Uma análise cuidadosa do quadro
permite que se identifiquem as cenas referidas nos trechos do poema.
Podem ser relacionadas ao texto
lido as partes:
Comentário:
(C) As imagens “anjo camponês”, “a terceira luz na mão” e “a chama do candeeiro”,
referidas no poema, são claramente identificáveis no quadrante superior direito
da réplica da tela de Picasso, entre as várias imagens e formas simbólicas
utilizadas pelo pintor para dar concretude ao horror da guerra e ao aspecto
desumano apresentado pelo homem na luta contra seu semelhante. Por tentar
representar todo esse horror, Guernica,
de Pablo Picasso, tornou-se símbolo universal.
56
A crônica muitas
vezes constitui um espaço para reflexão sobre aspectos da sociedade em que
vivemos.
“Eu, na rua, com pressa, e o
menino segurou no meu braço, falou qualquer coisa que não entendi.

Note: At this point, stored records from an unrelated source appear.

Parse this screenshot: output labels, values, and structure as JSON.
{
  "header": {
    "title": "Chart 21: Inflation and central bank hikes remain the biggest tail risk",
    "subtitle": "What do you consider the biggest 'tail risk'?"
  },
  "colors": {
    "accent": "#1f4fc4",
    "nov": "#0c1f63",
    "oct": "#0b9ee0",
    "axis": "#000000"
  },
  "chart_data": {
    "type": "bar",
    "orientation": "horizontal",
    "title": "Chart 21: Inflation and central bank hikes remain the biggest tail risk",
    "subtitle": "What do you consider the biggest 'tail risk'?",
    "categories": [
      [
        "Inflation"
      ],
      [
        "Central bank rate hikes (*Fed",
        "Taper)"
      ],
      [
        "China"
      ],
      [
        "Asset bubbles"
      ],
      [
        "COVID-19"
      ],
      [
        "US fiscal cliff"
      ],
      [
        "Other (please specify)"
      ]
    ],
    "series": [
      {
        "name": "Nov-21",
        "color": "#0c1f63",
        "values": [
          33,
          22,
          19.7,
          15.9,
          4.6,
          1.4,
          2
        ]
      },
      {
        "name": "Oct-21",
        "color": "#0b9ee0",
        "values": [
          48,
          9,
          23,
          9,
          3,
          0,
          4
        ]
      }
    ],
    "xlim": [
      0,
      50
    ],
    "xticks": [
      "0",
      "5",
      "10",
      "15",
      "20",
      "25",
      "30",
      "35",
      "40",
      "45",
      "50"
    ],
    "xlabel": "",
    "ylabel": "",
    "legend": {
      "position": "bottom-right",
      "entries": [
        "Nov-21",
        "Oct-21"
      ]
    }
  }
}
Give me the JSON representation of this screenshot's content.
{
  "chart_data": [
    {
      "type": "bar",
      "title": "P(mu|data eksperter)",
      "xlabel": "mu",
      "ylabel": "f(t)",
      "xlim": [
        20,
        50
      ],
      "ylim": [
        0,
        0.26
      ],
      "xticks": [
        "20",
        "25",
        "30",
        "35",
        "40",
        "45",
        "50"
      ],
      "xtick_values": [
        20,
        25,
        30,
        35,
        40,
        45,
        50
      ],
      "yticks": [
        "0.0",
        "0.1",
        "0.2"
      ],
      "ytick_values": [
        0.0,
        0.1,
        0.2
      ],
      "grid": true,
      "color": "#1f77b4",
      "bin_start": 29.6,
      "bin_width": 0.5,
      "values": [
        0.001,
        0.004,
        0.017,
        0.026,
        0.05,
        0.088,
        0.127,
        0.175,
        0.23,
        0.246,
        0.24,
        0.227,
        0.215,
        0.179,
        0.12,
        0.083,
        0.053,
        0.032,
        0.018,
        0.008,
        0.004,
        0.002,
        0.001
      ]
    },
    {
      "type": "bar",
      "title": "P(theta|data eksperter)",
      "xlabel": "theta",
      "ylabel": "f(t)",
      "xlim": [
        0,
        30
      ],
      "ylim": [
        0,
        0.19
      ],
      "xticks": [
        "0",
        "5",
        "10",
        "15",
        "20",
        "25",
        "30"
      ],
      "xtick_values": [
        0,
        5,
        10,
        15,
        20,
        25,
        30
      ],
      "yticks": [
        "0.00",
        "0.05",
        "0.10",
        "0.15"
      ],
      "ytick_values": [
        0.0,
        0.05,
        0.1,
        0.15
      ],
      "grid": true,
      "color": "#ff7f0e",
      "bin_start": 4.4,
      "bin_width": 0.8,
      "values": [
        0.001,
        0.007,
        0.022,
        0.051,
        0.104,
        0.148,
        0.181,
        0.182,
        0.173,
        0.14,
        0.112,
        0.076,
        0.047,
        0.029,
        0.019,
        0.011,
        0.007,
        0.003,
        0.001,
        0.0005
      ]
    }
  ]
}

Fui logo
dizendo que não tinha, certa de que ele estava pedindo dinheiro. Não estava.
Queria saber a hora. Talvez não fosse um Menino De Família, mas também não era
um Menino De Rua. É assim que a gente divide. Menino De Família é aquele
bem-vestido com tênis da moda e camiseta de marca, que usa relógio e a mãe dá
outro se o dele for roubado por um Menino De Rua. Menino De Rua é aquele que
quando a gente passa perto segura a bolsa com força porque pensa que ele é
pivete, trombadinha, ladrão. (...) Na verdade não existem meninos De rua.
Existem meninos NA rua. E toda vez que um menino está NA rua é porque alguém o
botou lá. Os meninos não vão sozinhos aos lugares. Assim como são postos no
mundo, durante muitos anos também são postos onde quer que estejam. Resta ver
quem os põe na rua. E por quê..
COLASSANTI,
Marina. In: Eu sei, mas não devia. Rio de Janeiro: Rocco, 1999.
No terceiro parágrafo em “...
não existem meninos De rua. Existem meninos NA rua.”, a troca de De pelo Na
determina que a relação de sentido entre “menino” e “rua” seja
(A) de localização e não de
qualidade.
(B) de origem e não de posse.
(C) de origem e não de localização.
(D) de qualidade e não de origem.
(E) de posse e não de
localização.
Comentário:
No texto, o fato de estarem na rua é uma circunstância espacial (indica onde
estão), e não essencial (não indica quem
são ou como são). Portanto, a
alternativa correta é a (A), pois é substituída uma atribuição de qualidade (de
rua) por uma circunstância de localização – espaço – (na rua).